Dans les autres pays la mère biologique a des droits et peut reprendre son enfant si elle prouve qu’elle a retrouvé le droit chemin. En Russie la procédure d’adoption passe par un jugement ; si un enfant a été adopté par des étrangers il ne peut plus être rendu, c’est pour cela qu’un grand pourcentage d’adoptions en Europe et Amérique provient de Russie et de Chine. L’intermédiaire présente des photos d’enfants d’orphelinats et les familles qui sont sur une liste d’attente font leur choix , puis il y a en tout 2 ou 3 rencontres qui sont organisées avec l’enfant. c’est toute une procédure qui côute beaucoup d’argent ; l’étape suivante consiste à rassembler tous les documents pour le jugement, ce qui est aussi le travail de l’agence.

PM : Comment sont organisés les orphelinats en Russie?

A.K : Il y a deux types de maisons : le « dietsky dom » qui est un orphelinat pour les enfants dont les parents ont été privés de leurs droits et le « priout » qui est une sorte de havre temporaire pour les enfants dont les parents sont indignes et avec lesquels ils ne peuvent plus vivre mais qui pour certaines raisons n’ont pas été privés de leurs droits.Ces enfant sont généralement plus grands.
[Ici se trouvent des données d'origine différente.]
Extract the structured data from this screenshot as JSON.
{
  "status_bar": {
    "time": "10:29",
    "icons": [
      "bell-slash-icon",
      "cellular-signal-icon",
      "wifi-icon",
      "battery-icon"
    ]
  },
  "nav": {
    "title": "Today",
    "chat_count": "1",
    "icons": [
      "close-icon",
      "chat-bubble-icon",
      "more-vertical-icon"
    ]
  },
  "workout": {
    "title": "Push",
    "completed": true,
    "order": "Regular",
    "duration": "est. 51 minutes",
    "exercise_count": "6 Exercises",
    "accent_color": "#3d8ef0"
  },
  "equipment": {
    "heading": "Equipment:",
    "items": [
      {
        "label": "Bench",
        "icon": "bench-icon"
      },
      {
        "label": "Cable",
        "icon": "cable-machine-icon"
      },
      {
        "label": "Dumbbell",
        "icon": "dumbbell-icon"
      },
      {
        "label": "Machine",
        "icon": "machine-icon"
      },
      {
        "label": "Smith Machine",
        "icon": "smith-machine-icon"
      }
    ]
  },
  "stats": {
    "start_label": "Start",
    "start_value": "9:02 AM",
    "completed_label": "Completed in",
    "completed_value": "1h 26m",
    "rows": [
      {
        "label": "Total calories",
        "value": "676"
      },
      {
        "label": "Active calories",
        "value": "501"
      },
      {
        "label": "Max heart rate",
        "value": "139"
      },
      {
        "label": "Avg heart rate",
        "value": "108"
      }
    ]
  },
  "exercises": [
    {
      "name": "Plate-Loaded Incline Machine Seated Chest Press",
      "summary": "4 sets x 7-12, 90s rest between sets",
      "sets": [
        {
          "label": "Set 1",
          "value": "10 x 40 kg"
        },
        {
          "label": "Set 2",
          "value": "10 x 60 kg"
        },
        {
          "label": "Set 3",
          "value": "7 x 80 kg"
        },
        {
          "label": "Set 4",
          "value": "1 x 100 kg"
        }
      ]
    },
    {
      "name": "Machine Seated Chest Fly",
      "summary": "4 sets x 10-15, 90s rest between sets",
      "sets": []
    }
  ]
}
PM : Depuis quand le film « l’Italien » est-il projeté en Russie ?

A.K : Il a été montré à Moscou fin septembre, le 1er novembre c’était la première à St-Pétersbourg . Le film a également été montré au Festival de Berlin où il a remporté le Premier Prix. Actuellement il est présenté à divers festivals et il vient d’être sélectionné pour être présenté aux Oscars en tant que film étranger.

PM : L’Italien sera-t-il projeté dans les salles françaises ?

A.K : Il y a eu quelques contacts mais ce n’est pas moi qui m’occupe de ce type de contrats.

PM : L’Italien a été votre premier long métrage. Avez-vous des projets pour un autre film ?

A.K : Je travaille à la préparation de mon prochain film qui sera tout à fait différent ; c’est un projet historique concernant un personnage réel à savoir l’amiral Koltchak.
Ce sera un long métrage et il y aura aussi un film pour la TV russe. Cela fait déjà 7 mois que nous nous consacrons à la préparation en rassemblant les documents, les chroniques, photos et en sélectionnant les acteurs.
C’est un projet très complexe, l’amiral Koltchak, ce n’est pas seulement la guerre civile, il s’est illustré dans la recherche dans le grand nord, par ses travaux scientifiques, il a constitué une flotte, héros de Port-Arthur et plus jeune vice-amiral commandant une flotte il a aussi inventé les brise glaces, c’était un savant un chercheur : si la guerre civile n’avait pas eu lieu il aurait été un héros national, de plus il y a aussi une très grande histoire d’amour.
A ce jour l’amiral Koltchak n’a pas été réhabilité (il a été fusillé comme « ennemi du peuple ») mais l’île qui portait son nom l’a retrouvé (pendant la période soviétique elle avait été débaptisée) un monument a été érigé en son honneur à Irkoutsk et une une plaque mémoriale a été inaugurée à Saint-Pétersbourg. C’est une personnalité très intéressante qui doit tout à son seul mérite et son histoire très tragique donne matière à un film.

PM : Nous espérons donc voir prochainement ce film et vous félicitons avec le succès de  » l’Italien » qui vient d’être primé au XIIIème Festival du film russe à Honfleur.